Reference no: EM133222105
Assignment:
1. Describe the relationship of assets, liabilities, and net worth for a retailer. How is a balance sheet useful in examining these items?
2. A retailer has net sales of $1,000,000, net profit of $185,000, total assets of $600,000, and a net worth of $225,000.
A.) Calculate net profit margin, asset turnover, and return on assets.
B.) Compute financial leverage and return on net worth.
C.) Evaluate the financial performance of this retailer.
3. How can a convenience store increase its asset turnover?
4. Is too low a financial leverage ratio good or bad? Why?
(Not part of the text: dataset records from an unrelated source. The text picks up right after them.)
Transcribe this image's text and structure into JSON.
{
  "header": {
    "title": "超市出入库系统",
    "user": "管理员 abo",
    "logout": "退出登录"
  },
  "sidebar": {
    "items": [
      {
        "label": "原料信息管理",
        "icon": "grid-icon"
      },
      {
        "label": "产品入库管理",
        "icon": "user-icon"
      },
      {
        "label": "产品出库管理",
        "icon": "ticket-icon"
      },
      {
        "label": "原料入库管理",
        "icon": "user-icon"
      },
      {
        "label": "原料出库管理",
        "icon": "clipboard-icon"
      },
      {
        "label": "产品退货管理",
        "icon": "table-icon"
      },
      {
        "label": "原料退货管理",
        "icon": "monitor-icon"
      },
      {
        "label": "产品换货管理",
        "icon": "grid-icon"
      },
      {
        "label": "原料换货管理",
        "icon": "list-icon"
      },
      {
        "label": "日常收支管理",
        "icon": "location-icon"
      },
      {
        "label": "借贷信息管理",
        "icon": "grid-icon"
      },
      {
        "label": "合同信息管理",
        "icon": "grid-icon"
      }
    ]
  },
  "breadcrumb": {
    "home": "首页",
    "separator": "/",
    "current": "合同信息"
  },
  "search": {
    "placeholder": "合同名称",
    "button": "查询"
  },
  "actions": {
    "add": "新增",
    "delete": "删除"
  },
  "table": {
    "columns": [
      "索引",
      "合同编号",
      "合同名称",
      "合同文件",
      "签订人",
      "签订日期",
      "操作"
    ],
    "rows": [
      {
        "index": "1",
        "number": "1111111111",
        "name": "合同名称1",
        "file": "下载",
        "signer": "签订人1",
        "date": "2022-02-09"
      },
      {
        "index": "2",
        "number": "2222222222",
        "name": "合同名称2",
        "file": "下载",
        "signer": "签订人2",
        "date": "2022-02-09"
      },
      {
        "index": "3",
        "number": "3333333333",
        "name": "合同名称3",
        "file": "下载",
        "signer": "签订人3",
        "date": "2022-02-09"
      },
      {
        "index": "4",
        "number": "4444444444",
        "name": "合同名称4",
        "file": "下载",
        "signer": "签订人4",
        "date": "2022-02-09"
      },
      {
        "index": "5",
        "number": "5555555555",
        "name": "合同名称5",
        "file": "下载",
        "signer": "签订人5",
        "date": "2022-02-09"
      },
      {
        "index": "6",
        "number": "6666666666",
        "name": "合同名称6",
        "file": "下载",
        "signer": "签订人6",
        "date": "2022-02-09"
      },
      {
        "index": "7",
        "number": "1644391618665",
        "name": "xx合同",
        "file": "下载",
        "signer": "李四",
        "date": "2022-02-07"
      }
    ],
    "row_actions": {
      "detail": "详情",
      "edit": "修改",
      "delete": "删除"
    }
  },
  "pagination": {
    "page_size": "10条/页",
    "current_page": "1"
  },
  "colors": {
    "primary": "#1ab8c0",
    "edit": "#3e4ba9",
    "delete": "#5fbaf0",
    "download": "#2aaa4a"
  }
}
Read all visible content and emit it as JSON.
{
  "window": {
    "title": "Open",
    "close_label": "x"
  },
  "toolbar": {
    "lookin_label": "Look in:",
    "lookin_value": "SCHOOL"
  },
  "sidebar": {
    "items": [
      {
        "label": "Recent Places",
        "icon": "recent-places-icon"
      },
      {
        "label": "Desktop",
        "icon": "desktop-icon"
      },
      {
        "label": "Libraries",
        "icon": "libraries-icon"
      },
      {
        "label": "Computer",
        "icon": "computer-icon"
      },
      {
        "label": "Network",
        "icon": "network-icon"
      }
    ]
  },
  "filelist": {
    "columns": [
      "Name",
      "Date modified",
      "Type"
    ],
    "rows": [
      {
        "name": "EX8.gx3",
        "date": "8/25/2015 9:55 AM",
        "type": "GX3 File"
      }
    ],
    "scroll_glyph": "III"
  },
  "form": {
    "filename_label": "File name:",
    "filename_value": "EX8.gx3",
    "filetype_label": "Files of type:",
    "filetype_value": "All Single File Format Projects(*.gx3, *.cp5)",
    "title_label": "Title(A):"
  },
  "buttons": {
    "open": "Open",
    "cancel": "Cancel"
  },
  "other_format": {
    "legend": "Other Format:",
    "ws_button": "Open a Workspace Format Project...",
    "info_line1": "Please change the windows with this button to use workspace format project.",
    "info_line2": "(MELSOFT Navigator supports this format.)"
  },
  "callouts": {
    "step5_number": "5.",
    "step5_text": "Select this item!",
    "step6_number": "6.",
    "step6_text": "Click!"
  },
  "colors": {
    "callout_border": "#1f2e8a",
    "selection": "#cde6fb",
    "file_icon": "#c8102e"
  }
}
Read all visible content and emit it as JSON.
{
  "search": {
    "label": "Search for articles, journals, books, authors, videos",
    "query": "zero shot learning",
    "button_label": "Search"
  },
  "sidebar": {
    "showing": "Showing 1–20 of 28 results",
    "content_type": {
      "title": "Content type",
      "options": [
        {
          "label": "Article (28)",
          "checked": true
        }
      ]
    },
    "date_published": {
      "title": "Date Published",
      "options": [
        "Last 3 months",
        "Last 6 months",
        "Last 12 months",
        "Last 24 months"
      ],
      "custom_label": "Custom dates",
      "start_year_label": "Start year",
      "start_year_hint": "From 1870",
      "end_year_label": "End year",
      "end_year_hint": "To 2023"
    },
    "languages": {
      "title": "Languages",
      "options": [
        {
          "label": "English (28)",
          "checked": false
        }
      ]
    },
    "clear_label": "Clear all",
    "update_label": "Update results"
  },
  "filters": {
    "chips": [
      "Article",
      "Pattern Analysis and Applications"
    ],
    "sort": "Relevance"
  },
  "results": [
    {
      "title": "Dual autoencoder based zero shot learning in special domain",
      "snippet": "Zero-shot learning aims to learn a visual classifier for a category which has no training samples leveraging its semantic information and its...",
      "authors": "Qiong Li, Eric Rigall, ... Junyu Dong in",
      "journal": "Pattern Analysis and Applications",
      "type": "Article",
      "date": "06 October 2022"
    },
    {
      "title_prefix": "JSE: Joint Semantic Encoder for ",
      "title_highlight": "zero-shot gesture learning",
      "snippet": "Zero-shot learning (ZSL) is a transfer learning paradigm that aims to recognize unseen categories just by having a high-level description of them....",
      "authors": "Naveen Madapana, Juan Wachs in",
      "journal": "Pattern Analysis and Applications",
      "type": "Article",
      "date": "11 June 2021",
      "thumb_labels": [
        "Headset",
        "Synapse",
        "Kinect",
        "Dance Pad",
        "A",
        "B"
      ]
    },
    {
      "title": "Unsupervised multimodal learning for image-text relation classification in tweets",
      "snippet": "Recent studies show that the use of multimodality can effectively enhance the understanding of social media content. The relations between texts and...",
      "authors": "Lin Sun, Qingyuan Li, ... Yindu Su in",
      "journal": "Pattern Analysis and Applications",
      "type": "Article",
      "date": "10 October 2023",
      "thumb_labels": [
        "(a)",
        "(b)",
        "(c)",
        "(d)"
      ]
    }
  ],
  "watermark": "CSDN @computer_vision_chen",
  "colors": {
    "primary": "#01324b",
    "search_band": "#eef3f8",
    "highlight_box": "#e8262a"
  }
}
5. Differentiate between an IPO and an LBO.
6. Present five recommendations for retailers to improve their accounting and financial reporting practices with regard to disclosure ("transparency") of all relevant information to stockholders and others.
7. What is zero-based budgeting? Why do most retailers utilize incremental budgeting, despite its limitations?
8. What is the value of a percentage profit-and-loss statement? The disadvantage?
9. How could a seasonal retailer improve its cash flow during periods when it must buy goods for future selling periods?
10. Distinguish between capital spending and operating costs. Why is this distinction important to retailers?
11. What factors should retailers consider when assessing opportunity costs?
Reference:
Berman, B. & Evans, J. (2017). Retail Management: A Strategic Approach. Boston: Pearson. Thirteenth Edition.